I don’t have the money to stop working for a year, and anyway, I’m a mother and an employer. I have some responsibilities that don’t vanish because I’m struggling.
So here are the things I am doing. Perhaps if you are feeling this way or are approaching the end of your reserves, they might help you.
- I’ve stopped drinking (though at less than 4 units a week it was never a big thing),
- I’ve banned caffeine from my life and am trying to make good choices with food and drink (grazing rather than eating large meals to maintain equal blood sugar),
- Having periods of zero device time and watching mindless movies*
- Gentle exercise (walking and yoga, but only when I have the emotional reserve to do so)**,
- Early nights and consistent routines (sorry if I vanish from your event early or choose not to attend),
- Spending time with friends from outside my community, preferably in the outdoors,
- Admitting when I need help, when I am not OK,
- Taking quiet time out of the day when I feel myself crumble
(* Fun story, Thor Ragnorok gave me a period of deep relaxation according to the data, more so than a night’s sleep… who knew?)

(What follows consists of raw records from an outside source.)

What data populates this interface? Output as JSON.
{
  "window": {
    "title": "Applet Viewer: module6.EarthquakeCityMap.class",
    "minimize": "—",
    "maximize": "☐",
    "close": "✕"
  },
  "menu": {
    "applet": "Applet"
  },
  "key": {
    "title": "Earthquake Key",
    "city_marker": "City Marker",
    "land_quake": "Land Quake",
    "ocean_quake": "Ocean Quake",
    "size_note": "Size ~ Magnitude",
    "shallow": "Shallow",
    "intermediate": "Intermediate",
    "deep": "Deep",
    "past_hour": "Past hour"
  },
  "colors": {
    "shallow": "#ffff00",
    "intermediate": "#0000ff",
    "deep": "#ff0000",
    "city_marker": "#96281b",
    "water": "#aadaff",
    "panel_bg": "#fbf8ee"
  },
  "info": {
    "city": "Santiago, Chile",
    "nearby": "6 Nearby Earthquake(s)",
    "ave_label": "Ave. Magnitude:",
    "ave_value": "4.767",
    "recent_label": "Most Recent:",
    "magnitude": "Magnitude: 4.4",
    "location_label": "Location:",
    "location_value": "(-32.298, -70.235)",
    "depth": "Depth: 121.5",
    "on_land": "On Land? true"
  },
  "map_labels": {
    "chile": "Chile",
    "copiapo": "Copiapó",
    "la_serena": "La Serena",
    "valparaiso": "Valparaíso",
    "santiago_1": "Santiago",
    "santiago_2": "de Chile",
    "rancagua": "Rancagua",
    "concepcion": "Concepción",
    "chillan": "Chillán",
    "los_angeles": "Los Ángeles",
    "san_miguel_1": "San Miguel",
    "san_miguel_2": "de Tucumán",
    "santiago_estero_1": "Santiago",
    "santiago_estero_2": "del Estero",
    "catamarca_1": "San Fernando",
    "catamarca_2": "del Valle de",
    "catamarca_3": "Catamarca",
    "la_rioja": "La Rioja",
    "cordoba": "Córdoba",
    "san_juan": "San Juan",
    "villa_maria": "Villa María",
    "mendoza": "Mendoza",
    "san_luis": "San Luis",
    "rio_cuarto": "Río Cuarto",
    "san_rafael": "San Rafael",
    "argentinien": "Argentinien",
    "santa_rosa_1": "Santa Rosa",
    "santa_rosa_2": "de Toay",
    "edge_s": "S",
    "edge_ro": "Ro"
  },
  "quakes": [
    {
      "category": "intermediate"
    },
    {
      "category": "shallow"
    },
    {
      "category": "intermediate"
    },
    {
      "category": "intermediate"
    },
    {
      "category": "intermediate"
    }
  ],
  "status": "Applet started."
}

(** Stressful exercise and high impact stuff triggers the same stress hormones that contribute to burnout, engaging when already exhausted may make things worse… ask me how I know this).
I’m not the only one going through this
So if you are sat reading this and it resonates. If you know that feeling of bone-tiredness that consumes you emotionally and physically. If you feel yourself on the edge of tears or anger for no more reason than you can’t take another step.
Please know you’re not alone, especially if you can’t take the giant break from it all that the self help books recommend.
Find your way towards things that help you rest. Reach out and talk to people. Find your community and get help.
There is a cost to our culture of achievement and going fast. There is a price for not taking a break or doing self-care enough.
We have to talk about this… because everything is not OK.